Medication adherence
Complex DMARD regimens with frequent monitoring requirements present adherence challenges. Long-acting depot injections (e.g., methotrexate SC) may improve adherence compared to oral regimens. Community pharmacy partnerships through the Indigenous Pharmacy Programmes improve medication management.
Specific conditions
Rheumatic heart disease (RHD) requires secondary prophylaxis with benzathine penicillin G (BPG) 1.2 MU IM every 3–4 weeks for a minimum of 10 years or until age 21 (whichever is longer).

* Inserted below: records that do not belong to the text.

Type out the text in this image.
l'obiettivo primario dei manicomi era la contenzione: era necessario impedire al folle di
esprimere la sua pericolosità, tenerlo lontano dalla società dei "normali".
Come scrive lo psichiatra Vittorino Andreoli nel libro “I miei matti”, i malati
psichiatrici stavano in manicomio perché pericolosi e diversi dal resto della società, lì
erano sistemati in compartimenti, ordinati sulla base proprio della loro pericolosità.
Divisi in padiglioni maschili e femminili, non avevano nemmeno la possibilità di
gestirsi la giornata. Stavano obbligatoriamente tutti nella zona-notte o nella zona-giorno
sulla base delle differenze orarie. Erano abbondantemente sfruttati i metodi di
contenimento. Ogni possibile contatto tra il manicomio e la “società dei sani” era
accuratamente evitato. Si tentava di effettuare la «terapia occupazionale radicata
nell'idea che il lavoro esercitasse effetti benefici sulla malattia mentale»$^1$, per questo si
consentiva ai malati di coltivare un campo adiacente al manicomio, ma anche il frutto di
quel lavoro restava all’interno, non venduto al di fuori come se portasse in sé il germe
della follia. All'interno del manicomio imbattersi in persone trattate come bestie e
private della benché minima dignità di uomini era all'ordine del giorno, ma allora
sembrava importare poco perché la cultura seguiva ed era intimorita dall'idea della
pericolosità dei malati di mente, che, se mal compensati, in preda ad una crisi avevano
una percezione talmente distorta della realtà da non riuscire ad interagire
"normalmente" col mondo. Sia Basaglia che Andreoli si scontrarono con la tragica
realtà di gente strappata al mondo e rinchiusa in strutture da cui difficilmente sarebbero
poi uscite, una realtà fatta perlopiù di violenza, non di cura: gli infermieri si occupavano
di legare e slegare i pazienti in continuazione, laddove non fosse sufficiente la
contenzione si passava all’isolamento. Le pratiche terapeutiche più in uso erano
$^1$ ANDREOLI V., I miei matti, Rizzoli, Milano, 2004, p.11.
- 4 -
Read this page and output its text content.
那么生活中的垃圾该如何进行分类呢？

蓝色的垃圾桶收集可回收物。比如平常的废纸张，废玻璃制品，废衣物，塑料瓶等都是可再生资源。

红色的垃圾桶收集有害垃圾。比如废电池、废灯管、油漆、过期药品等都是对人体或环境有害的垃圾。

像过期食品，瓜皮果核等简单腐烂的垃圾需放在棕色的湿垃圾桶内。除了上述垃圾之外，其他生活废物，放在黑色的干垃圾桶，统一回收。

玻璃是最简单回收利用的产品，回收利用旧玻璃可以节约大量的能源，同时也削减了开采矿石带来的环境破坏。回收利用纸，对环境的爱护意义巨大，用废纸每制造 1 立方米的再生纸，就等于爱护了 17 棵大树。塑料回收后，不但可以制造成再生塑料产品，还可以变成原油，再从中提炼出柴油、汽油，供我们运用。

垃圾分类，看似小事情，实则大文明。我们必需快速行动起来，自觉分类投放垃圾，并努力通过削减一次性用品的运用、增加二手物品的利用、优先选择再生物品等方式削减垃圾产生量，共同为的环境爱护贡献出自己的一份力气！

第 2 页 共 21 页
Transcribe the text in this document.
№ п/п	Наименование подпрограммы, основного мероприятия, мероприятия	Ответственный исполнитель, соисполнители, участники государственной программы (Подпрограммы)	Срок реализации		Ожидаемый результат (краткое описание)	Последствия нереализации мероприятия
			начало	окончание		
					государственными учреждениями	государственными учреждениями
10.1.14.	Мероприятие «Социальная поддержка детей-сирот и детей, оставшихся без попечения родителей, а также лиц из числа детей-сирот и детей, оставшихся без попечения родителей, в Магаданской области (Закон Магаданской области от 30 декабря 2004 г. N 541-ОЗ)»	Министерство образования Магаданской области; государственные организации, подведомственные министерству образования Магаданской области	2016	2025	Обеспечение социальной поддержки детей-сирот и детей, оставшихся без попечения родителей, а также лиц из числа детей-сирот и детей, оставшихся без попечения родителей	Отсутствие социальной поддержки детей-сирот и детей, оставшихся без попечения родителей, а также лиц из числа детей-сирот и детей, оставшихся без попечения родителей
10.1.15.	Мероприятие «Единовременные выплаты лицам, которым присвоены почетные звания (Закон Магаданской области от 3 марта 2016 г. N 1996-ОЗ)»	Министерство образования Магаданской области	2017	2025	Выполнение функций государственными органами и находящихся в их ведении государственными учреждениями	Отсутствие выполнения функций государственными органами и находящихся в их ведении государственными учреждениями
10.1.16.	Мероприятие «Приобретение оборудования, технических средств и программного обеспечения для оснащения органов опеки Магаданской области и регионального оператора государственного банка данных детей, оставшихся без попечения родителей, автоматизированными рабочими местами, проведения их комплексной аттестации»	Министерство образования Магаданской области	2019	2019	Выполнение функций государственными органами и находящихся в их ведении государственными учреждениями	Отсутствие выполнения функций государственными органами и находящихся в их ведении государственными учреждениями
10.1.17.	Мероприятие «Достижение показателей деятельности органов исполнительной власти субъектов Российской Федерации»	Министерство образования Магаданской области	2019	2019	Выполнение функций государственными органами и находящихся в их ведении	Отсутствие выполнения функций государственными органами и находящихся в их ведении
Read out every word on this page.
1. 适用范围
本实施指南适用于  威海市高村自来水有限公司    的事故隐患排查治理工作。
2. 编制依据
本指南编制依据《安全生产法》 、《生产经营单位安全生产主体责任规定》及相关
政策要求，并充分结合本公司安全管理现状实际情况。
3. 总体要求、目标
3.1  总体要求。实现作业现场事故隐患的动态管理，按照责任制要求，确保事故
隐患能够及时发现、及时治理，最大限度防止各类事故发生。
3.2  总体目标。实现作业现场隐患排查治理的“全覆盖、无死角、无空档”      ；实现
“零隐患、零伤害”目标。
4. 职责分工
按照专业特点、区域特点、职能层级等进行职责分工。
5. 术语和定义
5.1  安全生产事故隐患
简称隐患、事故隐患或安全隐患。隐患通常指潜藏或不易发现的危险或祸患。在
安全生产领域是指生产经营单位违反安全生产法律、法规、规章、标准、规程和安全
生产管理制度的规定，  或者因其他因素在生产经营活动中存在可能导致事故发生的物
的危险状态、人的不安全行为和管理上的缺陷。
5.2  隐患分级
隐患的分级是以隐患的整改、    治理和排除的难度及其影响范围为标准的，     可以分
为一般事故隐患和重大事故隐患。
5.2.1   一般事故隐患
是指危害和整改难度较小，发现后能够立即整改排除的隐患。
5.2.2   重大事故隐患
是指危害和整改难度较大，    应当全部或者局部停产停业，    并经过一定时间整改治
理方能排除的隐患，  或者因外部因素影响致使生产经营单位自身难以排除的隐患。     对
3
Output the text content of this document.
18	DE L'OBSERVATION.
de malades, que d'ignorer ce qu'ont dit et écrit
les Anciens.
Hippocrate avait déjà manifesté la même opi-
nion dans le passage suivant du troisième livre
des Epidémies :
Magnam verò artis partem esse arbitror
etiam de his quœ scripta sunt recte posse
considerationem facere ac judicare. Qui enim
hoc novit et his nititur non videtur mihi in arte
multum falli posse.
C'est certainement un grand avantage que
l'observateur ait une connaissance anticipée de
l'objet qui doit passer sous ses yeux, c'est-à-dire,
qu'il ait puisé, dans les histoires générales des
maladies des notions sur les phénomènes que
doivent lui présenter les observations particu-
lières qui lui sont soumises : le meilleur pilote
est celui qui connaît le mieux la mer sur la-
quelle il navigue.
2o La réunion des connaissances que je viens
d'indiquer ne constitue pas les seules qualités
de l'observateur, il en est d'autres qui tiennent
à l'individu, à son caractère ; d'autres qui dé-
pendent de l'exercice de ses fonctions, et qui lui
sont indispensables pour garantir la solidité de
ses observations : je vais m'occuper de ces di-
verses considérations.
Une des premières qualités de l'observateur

RHD registers (e.g., NT RHD Register) facilitate recall and follow-up. The Australian RHD Endgame Strategy targets elimination by 2031.
Referral pathways
Referral through ACCHOs and Aboriginal Hospital Liaison Officers (AHLOs) improves engagement. The Specialist Outreach Assistance Programme provides funded specialist visits to remote communities. NT, WA, and QLD have specific rheumatology outreach programmes targeting Indigenous communities.